Tonight, someone is getting married in the courtyard beside my father’s house. The ceremony was quiet. With the bedroom window open, only sweet, subtle sounds slipped over the brick and the ivy and into the house. The clinking of crystal champagne flutes, the scraping of a plastic fork on thick paper, muted conversation from one table, and another, and another, all pushing together and dancing in the moonlight. The hum of happy talk, words thick with hope and honey, sounded something like the sea. Breathing in. Breathing out. Coming. Going.
The wedding tinted the night sky a pale pink and I was happy to be so near to it.
And then, late into the night, there was the thump of a speaker, music fast and slow and sometimes both, all at once. The drunken shuffling of high heels and boots, and then of bare feet. The pop of another bottle cork, laughter, shouting, singing. After a while, once all of the stars were out, there was only quiet. The clicking of car doors. Bodies pressing against one another, whispering goodnight, congratulations, it was beautiful.
I am in bed, sandwiched between two tiny, sleeping bodies. I extend my leg under the cover. My toes find his. We rest against one another quietly, breathing. The smell of a wildwood cigar finds its way into the bedroom.
We’ve had the shop for exactly fourteen months today. Since the beginning, each day runs into the next like spilled wine. We wake, we dress, we fix oatmeal or pancakes or eggs. We open the shop at 10, lunch at noon, dinner at five, and asleep by nine. Every day. The very same thing. It’s beautiful, in a way, and it’s terrible, in a way, because there aren't any fluctuations in the rhythm of things. Like a train thundering forward, sometimes I feel as if I’m running from my life, rather than riding on top of it. We wouldn’t trade it, though. The moments that we get to spend together, the four of us, are so rare and precious.
Beside me, Aspen shifts slightly in her sleep, and then yells with eyes closed, “Mama, no! Don’t leave! I’m coming too! I’m coming too!” I press a hand against her side and whisper shh, my love, of course you are. She settles, breathing slowly. I wonder what she’s dreaming of.
In the last year, we’ve moved three times.
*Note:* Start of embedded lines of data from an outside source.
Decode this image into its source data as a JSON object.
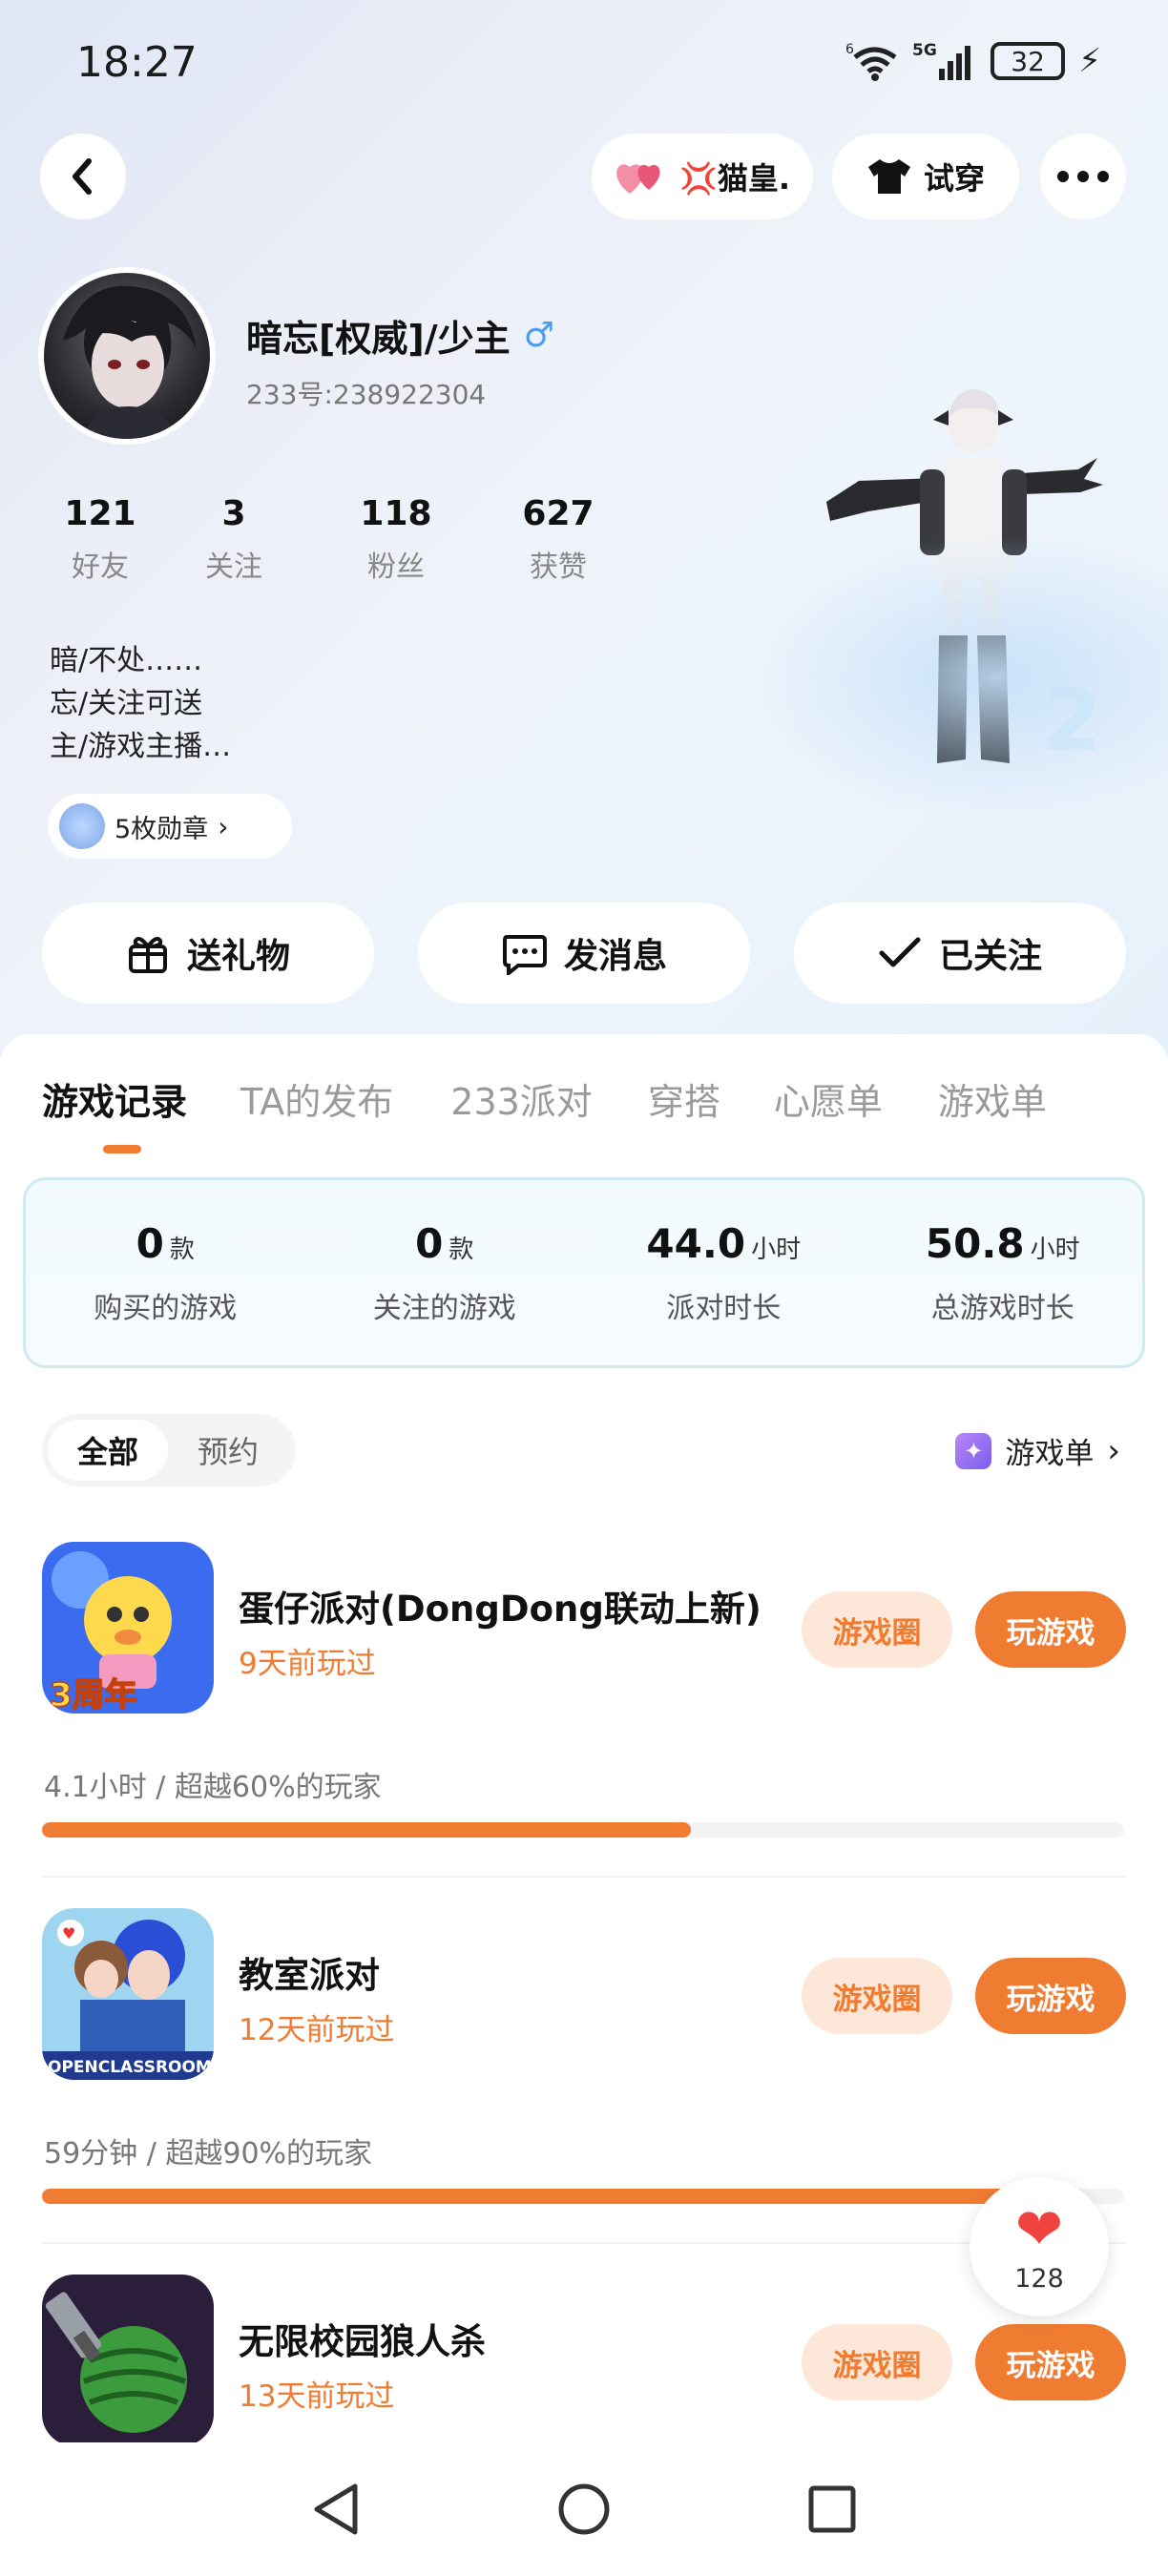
{
  "status_bar": {
    "time": "18:27",
    "network_label": "5G",
    "wifi_label": "6",
    "battery": "32"
  },
  "header": {
    "following_tag": "💢猫皇.",
    "tryon_label": "试穿"
  },
  "profile": {
    "username": "暗忘[权威]/少主",
    "gender_symbol": "♂",
    "uid": "233号:238922304",
    "stats": [
      {
        "value": "121",
        "label": "好友"
      },
      {
        "value": "3",
        "label": "关注"
      },
      {
        "value": "118",
        "label": "粉丝"
      },
      {
        "value": "627",
        "label": "获赞"
      }
    ],
    "bio": [
      "暗/不处……",
      "忘/关注可送",
      "主/游戏主播…"
    ],
    "badges_label": "5枚勋章"
  },
  "actions": {
    "gift": "送礼物",
    "message": "发消息",
    "followed": "已关注"
  },
  "tabs": [
    "游戏记录",
    "TA的发布",
    "233派对",
    "穿搭",
    "心愿单",
    "游戏单"
  ],
  "summary": [
    {
      "value": "0",
      "unit": "款",
      "label": "购买的游戏"
    },
    {
      "value": "0",
      "unit": "款",
      "label": "关注的游戏"
    },
    {
      "value": "44.0",
      "unit": "小时",
      "label": "派对时长"
    },
    {
      "value": "50.8",
      "unit": "小时",
      "label": "总游戏时长"
    }
  ],
  "filter": {
    "all": "全部",
    "reserve": "预约"
  },
  "game_list_link": "游戏单",
  "games": [
    {
      "title": "蛋仔派对(DongDong联动上新)",
      "last_played": "9天前玩过",
      "circle_label": "游戏圈",
      "play_label": "玩游戏",
      "stat": "4.1小时 / 超越60%的玩家",
      "progress": 0.6
    },
    {
      "title": "教室派对",
      "last_played": "12天前玩过",
      "circle_label": "游戏圈",
      "play_label": "玩游戏",
      "stat": "59分钟 / 超越90%的玩家",
      "progress": 0.9
    },
    {
      "title": "无限校园狼人杀",
      "last_played": "13天前玩过",
      "circle_label": "游戏圈",
      "play_label": "玩游戏",
      "stat": "",
      "progress": null
    }
  ],
  "like_float": {
    "count": "128"
  },
  "colors": {
    "accent": "#f07c32",
    "accent_light": "#fde7d8",
    "heart": "#f0433f"
  }
}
From our home, the peachy yellow victorian downtown, into Lisa’s garage, and now, into the room in my father’s house that faces the courtyard. Homelessness has been mostly bright - we have family to hold us while we wait for the shop to provide hands of our own. We’re almost there. After the summer, maybe. And until then, we will continue to gently shave away the sides of our excess. Our clothes can be folded and stacked into three small packs. Aspen has a bunny, a penguin named Everest, and a little leather purse to hold her coins. Fitting everything we own into the smallest possible space has been something made of magic. We have nothing present that doesn't serve a purpose. No weight. It feels as light as springtime. And when we do have a home of our own, one day, one day, our shoulders will be topped with feathers, rather than stones.
Finn wakes once before I fall asleep and reaches wobbling fingers for milk. He latches, and tucks his knees against me, and sighs. Outside, I can hear a final pair of people packing tables and chairs into the belly of a truck. Their voices are loud and laced with liquor.
“Will that be us some day?” A woman laughs and drops something against the sidewalk.
“God, I hope so,” he answers.
Under the covers, I smile. Touch my toes to his. And there we are, breathing slowly, in and out, the four of us.